Emre Erdal, “Kendi Aldatma Sanatı” başlıklı makaleyi, kurumumuzun iradesini yâdsıma ve sanal ilan etme kaygısıyla yazdığı aşikârdır. Ancak okuyucunun anlaması için ilgili bölüme kadar yapmış olduğu laf salatasına tahammül etmesi gerekir. “Kendini Aldatmanın Sol Versiyonu” bölümünde kurumumuzu sanal olarak nitelemek adına deyim yerindeyse boşlukları doldurmak dışında bir şey yapmıyor. Makalenin hangi dert ya da tasayla yazıldığını ve hangi mesajı verdiğini anlayana aşk olsun! Peki, yazar neden bu boşluk doldurma oyununu oynuyor? Bunu yaparken neyi ya da daha doğrusu hangi hakikatleri gözlerden ve düşünceden ırak tutmaya çalışıyor? Dikkat edilirse yazar, SMF sürecinde açığa çıkan olgulara hiç değinmiyor ve irademizi tartışma konusu hâline getirerek aslında işlenen suçları örtbas etmeye ve gündemi değiştirerek tartışmanın yönünü değiştirme gayretine girişiyor. Bu durumlara değinemiyor, çünkü açığa çıkan bütün bu olguların doğru olduğunun farkındadır. Zaten örgütü ve önderliği açığa çıkan olguları ve hakikatleri gizleme telaşıyla hareket edip aynı yöntemi benimsememiş miydi? Bunu anımsatmakta yarar var, zira Gazete Patika’da benzer yöntemle yazılmış birçok makale bulunuyor.

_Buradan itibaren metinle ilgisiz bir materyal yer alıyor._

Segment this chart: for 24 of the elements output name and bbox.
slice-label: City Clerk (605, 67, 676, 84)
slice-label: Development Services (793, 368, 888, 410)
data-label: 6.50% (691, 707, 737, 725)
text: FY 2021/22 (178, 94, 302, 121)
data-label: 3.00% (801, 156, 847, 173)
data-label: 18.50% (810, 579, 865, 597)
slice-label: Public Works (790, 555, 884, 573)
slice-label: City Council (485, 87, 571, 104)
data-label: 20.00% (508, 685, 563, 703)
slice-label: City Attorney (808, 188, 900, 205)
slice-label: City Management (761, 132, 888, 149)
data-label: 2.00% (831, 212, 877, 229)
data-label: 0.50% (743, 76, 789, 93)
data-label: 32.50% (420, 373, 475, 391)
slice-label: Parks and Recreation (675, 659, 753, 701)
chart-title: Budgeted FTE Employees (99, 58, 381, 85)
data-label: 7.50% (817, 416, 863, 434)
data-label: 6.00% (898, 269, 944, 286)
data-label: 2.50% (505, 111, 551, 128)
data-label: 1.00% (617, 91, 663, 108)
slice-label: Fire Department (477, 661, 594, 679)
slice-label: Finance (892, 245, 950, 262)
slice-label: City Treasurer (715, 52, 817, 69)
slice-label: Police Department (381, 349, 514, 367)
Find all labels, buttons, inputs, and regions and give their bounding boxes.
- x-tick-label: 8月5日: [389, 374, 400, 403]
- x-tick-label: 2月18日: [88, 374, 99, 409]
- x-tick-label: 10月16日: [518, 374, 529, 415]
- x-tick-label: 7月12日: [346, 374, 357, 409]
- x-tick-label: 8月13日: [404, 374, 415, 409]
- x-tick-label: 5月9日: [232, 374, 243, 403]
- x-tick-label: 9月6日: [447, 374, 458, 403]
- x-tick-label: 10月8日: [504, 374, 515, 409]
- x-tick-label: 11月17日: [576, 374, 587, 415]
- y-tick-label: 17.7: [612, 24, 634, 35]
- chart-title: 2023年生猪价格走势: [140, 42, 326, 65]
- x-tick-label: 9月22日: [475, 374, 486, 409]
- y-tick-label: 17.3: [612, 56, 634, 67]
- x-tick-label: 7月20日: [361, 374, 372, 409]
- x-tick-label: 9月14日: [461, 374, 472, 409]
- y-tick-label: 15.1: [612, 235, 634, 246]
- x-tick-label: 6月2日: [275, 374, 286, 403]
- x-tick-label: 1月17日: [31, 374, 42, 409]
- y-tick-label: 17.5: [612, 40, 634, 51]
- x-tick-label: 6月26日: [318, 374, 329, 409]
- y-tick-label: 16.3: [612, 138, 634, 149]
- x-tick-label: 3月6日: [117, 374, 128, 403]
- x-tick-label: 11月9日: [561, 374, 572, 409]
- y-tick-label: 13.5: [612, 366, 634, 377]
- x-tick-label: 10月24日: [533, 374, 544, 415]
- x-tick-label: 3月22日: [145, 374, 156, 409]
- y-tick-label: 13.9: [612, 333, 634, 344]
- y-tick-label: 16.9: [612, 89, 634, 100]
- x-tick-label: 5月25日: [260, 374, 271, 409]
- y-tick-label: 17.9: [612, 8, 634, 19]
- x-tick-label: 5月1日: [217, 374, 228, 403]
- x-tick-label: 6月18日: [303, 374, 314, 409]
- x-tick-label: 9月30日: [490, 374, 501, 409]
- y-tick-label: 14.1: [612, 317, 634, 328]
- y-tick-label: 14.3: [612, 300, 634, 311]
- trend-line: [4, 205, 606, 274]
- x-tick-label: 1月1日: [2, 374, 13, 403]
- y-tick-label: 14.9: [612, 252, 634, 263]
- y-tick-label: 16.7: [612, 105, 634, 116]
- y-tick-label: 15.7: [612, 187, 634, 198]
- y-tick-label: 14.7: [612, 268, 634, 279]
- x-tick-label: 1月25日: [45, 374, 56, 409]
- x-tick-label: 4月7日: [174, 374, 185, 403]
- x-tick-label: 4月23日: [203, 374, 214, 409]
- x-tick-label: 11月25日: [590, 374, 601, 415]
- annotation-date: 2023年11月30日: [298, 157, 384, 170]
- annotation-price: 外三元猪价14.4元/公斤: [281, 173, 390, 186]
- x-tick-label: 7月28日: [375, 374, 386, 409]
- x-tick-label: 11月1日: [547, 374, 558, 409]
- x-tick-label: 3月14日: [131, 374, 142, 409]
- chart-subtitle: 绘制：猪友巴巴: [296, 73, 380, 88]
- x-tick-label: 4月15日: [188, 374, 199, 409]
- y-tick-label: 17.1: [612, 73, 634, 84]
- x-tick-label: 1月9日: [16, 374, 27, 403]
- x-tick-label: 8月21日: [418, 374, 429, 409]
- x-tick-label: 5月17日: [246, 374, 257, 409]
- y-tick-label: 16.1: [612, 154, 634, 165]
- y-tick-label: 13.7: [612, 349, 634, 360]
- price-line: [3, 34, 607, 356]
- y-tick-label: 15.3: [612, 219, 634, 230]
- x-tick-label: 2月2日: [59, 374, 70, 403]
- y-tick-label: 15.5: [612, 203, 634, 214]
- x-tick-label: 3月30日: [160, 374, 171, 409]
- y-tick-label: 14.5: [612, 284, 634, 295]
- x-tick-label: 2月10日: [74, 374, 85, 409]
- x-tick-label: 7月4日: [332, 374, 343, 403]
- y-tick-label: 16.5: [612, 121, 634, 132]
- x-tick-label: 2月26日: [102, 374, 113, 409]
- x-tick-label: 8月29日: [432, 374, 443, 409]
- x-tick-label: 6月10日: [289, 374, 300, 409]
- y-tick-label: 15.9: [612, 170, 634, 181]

Bu süreçte yaşananlara ilişkinin kurumumuz yapmış olduğu açıklamalarda sürecin devrimci kurumların hakemliğinde, raporlar ışığında tartışılmasını önermiş ve devrimci kurumların vereceği kararın sonucu ne olursa olsun koşulsuz bu kararlara uyacağını açıkça ilan etmişti. Mademki Emre Erdal bu meselede kurumunu pirüpak ve günahsız olarak görüyor, bu olguların gerçek olmadığını ispat etmekle mükelleftir. Zira bizler olguları devrimci ilke ve yöntem ışığında açık bir biçimde tartışmaktan asla geri durma niyetinde değiliz. Bu süreç içerinde yapmış olduğumuz bir hata ya da işlemiş olduğumuz bir suç varsa eğer bunun sonuçlarından kaçmayı da asla düşünüyor değiliz. Yok, eğer “mış” gibi yaparak entelektüel “dil oyunları”yla suç ortaklığı sistemini meşrulaştırma gayretinden vazgeçmeyecekse maskesini düşürmekten asla geri durmayacağımızı bilmesi gerekir. Olguları es geçmeleri bir yana öznesi dahi belli olmayan yazılarla kurumumuz ve yoldaşlarımız hakkında algı yaratarak kendi suçlarını gizleme telaşında olanların tavırları orta yerde duruyorken kendilerinin günahsız ve pirüpak olduklarını, bizlerinse suçlu ve günahkârlar olduğumuzu olgularla ortaya koyabilecek durumda iseler, bunları hiç zaman kaybetmeden ortaya koymalıdırlar. “Ben bir şey yoktur diyorsam yoktur” anlayışıyla hareket edeceklerse eğer o zaman devrimci materyalist teoriyi “mış” gibi yaparak savunmaları nasıl söz konusu olabilir? Gizli özne kullanarak, laf salatası ve hamaset siyaseti yaparak bu gerçekleri çarpıtmalarına seyirci kalmamızı kimse bekleyemez. Emre Erdal’dan da beklentimiz yapmış olduğu “dil filozofluğu”nu bir kenara bırakarak olgularla ve nesnel gerçekle ilgilenmesidir. Bütün bunlara rağmen konumlanmış olduğu dinsel dünyanın büyülü penceresinde yeryüzüne ayetler yollama hevesindeyse şayet bu kendisinin tercihidir. Ancak bizlerin de kendisinden devrimci materyalist teoriyi benimsiyormuş gibi davranmasından vazgeçip bütünleştiği metafizik yöntemi tutarlı bir biçimde savunmasını haklı olarak beklememizi hiç kimse yadırgamamalıdır.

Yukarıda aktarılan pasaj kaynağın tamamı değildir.